Andreas Seidl to Sauber

“The Sauber team's transition from Alfa Romeo to Audi definitely impacted Andreas Seidl's decision to take the job,” Kravitz said.

“That's not to say he wouldn't have been interested in joining Alfa Romeo, but Audi is something that's going to be a proper works entry, rather than just a sponsor in F1.

“What it does mean is that Seidl will have a good run-up to be able to get the Sauber team in fighting shape in order to become Audi full-time in 2026, so that makes sense as well.”

Andrea Stella at McLaren

“This is the big unknown,” Kravitz said.

“There are plenty of people questioning this, saying, 'hang on, this is not a dyed in the wool McLaren person, this is not someone who if you cut them, they'd bleed McLaren and have been part of the Woking team for all of their working life. What's going on?'

“But he's highly regarded within McLaren, he's been doing increasingly more executive roles over the years, he's well respected within the paddock.

“They think it's going to work.

“Eddie Jordan used to describe the team bosses in F1 as the 'piranha club', well, welcome to the piranha club Andrea Stella and good luck, because I think you're going to need it.”

Williams’ options

“They have three avenues for recruitment,” Kravitz said.

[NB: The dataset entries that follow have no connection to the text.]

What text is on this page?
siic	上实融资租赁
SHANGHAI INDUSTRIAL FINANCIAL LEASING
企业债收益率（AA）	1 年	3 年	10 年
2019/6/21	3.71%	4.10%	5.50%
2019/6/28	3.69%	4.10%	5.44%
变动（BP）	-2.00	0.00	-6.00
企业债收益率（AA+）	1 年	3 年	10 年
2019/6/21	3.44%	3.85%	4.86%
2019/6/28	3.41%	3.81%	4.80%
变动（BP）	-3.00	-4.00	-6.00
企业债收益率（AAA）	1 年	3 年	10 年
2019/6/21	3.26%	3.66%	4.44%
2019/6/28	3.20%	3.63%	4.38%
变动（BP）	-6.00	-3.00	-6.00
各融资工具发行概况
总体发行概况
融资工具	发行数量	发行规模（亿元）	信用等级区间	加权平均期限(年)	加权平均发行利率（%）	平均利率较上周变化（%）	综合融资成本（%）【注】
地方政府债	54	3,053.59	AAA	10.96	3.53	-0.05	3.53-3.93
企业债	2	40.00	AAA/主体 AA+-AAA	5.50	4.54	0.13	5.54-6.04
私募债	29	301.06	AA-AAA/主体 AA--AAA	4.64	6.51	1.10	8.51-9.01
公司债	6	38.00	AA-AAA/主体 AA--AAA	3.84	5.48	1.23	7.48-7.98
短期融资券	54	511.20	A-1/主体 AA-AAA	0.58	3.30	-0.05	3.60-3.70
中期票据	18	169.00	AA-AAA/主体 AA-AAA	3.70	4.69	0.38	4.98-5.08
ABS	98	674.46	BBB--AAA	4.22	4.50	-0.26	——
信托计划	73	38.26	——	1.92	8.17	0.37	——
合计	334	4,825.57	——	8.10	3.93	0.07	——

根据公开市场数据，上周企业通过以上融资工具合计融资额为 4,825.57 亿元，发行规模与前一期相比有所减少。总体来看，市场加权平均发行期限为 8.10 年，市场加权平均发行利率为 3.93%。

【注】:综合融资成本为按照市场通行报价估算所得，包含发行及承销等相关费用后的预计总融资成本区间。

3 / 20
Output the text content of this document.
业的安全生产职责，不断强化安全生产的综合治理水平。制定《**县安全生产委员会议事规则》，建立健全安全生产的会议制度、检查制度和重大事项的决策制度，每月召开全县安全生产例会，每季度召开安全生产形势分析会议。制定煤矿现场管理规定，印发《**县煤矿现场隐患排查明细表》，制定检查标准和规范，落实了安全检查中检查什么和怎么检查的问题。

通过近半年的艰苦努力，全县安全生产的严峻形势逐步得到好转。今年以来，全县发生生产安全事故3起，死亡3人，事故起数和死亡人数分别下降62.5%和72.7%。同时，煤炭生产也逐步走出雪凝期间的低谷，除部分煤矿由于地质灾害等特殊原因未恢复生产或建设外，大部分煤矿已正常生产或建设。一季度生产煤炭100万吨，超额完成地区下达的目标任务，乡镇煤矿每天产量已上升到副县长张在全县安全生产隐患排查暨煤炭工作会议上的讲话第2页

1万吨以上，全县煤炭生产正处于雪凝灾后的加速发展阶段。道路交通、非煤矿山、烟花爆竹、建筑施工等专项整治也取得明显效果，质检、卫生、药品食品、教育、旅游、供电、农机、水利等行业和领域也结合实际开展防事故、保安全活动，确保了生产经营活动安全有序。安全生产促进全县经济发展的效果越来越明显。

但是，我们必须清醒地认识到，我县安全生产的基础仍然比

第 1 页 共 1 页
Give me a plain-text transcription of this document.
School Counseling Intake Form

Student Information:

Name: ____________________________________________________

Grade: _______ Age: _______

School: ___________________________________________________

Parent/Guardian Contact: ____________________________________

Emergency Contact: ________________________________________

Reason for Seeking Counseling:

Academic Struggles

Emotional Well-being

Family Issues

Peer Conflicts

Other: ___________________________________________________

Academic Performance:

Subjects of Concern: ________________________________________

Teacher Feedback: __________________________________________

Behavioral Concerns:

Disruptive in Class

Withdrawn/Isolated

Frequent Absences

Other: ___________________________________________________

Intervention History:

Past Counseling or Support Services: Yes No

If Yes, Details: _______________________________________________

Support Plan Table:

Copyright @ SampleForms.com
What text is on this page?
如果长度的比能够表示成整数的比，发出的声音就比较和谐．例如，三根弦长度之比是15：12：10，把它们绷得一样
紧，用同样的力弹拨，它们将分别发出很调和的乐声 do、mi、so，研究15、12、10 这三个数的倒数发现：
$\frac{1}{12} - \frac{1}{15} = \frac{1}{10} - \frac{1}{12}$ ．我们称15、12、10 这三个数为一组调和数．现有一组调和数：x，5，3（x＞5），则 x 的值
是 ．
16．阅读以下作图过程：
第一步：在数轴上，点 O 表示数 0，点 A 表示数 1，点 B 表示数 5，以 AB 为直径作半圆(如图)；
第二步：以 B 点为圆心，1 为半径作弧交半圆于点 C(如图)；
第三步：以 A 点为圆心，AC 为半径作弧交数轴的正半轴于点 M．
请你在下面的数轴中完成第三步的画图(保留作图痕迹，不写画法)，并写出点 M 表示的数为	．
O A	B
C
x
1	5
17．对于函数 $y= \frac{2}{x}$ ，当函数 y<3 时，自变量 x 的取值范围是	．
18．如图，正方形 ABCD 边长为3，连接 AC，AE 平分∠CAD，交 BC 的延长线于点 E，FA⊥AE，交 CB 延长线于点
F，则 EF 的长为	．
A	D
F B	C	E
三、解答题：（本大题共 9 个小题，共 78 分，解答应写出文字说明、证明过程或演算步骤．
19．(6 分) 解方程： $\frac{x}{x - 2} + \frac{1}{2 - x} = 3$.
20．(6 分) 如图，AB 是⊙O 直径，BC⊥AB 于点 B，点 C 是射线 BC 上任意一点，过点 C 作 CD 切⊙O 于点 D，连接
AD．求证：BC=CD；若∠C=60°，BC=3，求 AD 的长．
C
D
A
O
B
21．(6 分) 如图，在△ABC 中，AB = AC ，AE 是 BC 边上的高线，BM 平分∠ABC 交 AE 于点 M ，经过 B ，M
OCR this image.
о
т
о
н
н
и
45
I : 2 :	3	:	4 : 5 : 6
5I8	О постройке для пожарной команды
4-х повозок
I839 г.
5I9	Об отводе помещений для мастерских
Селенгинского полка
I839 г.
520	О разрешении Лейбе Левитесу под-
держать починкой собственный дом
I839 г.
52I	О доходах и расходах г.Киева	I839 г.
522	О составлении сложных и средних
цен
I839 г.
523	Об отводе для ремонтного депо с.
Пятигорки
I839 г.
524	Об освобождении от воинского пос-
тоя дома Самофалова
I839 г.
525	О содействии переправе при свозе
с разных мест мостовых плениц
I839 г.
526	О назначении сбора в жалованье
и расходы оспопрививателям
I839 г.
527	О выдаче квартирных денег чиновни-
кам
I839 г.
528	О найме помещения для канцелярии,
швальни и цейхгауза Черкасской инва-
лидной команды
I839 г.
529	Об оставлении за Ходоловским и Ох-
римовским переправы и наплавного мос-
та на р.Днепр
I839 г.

“It's always good for company morale to promote from within, so I think there are some good candidates already at Williams who we might not have heard of. 

“Then there's poaching from other F1 teams, that's something Williams have said they are looking at.

“Then there's poaching from other championships - there are team bosses in the World Endurance Championship, in Formula E and in Formula 2, who are all good candidates for that Williams team boss position.”